Following the theme, A(ma)r Bhashay A(ma)r Bishsho, University of Liberal Arts Bangladesh (ULAB) recently concluded their three-day celebrations of International Mother Language Day. The programme was inaugurated by Professor Jahirul Haque, Vice Chancellor, ULAB. During the first day, the organisers conducted a video screening of letters written to mothers in 21 different languages and shared an audio-play entitled "Kajol" from Kolkata. This was followed by an interactive session on German tongue twisters and superstitious beliefs.
On February 23, they organised a panel discussion on the language policy in higher education. Moderated by Professor Kaiser Haq, the programme featured Professor Syed Manzoorul Islam and Dr Mahmud Hasan Khan.
The discussion revolved around the use of Bangla as a medium of instruction in universities. Dr Mahmud Hasan Khan presented the case study of Malaysia, where universities offer courses in several languages, including English, Mandarin, Malay, and Tamil. "Their education system is a brilliant example of incorporating the language of three different ethnicities into one model that serves the purpose for everyone," he asserted. He also reflected on the role of the government in implementing policies related to education. Considering the resources required to make such a firm decision, we still have a long way to go.

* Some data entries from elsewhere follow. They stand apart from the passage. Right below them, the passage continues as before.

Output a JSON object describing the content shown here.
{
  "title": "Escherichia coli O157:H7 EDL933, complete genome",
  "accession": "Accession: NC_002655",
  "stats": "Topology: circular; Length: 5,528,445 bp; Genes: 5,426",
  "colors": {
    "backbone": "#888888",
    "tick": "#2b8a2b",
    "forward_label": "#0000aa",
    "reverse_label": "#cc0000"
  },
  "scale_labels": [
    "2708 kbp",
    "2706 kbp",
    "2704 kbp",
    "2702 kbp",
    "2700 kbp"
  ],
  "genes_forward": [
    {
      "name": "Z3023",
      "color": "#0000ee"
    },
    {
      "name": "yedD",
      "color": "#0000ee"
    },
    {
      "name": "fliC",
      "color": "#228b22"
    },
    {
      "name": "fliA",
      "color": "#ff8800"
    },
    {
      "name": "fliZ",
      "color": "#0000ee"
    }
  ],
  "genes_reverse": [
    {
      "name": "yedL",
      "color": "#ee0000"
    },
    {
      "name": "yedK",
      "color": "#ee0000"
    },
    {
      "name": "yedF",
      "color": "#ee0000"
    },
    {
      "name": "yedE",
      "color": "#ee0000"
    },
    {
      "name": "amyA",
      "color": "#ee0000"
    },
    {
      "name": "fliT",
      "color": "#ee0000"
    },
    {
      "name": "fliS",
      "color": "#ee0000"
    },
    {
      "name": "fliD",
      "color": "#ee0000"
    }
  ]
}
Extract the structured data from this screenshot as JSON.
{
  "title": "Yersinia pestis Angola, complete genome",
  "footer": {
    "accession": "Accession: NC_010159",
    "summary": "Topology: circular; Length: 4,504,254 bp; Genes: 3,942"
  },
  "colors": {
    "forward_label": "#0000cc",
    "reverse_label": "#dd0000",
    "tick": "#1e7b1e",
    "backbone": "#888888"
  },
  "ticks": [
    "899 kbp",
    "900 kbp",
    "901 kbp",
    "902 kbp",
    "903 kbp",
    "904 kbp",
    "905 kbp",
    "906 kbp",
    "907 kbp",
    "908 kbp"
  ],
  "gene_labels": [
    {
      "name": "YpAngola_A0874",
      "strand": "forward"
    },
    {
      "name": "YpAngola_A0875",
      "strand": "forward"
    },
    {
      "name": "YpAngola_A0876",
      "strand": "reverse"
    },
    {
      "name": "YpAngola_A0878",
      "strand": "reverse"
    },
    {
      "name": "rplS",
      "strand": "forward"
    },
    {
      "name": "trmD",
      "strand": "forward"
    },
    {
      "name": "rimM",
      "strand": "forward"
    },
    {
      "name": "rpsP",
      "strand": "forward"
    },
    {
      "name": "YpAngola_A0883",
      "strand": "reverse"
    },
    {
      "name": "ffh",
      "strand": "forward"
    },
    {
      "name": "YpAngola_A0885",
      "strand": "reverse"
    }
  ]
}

For certain subjects, several universities, including University of Dhaka, provide an alternative option of sitting for examinations in Bangla. Despite this, most students prefer using English as a medium. "Bangla textbooks are low in numbers and even the ones available have problems in translation," added Professor Syed Manzoorul Islam. He also described how language is closely interlinked with our culture and heritage. "In our country, education is only a pathway to a profession and the system provides little time for students to explore the other aspects of the languages they are taught," he added.
In order to create powerful changes, we need to start from the grassroots. Teachers should be made more responsible. They must interact with students fluently and facilitate the practice of both Bangla and English languages. No matter how strongly we advocate for Bangla, English should also be promoted as an essential language. "English is gaining popularity as an international language across the globe. All scientific journals are released in English and in order to keep up with the fast world, this language in an absolute necessity," shared Professor Kaiser Haq.
The panel discussion was followed by an interactive session on lullabies. Showvik Das Tamal, a promising ethnographer and National Officer at the United Nations High Commissioner for Refugees, shared his experience of collecting lullabies from different cultures. Showvik's work often took him to various regions and he got the opportunity to inspect the lives of people very closely. The video featured songs sung in different languages, all intending to comfort the baby. He also explained the meanings of various popular lullabies and stated how rewards, fear and affection are some common themes in these melodies.
"I started this project during the pandemic as I wanted to preserve the memories of our grandparents through the songs they sang," he shared. Nowadays, mobile phones have substituted these classics and Indian songs are being incorporated into lullabies. I think lullabies are an extremely personal collection of melodies and they must be remembered."
The celebrations concluded with the screening of a traditional Noh and Kyogen play, introduced by Professor Yusuf Hassan from Jahangirnagar University.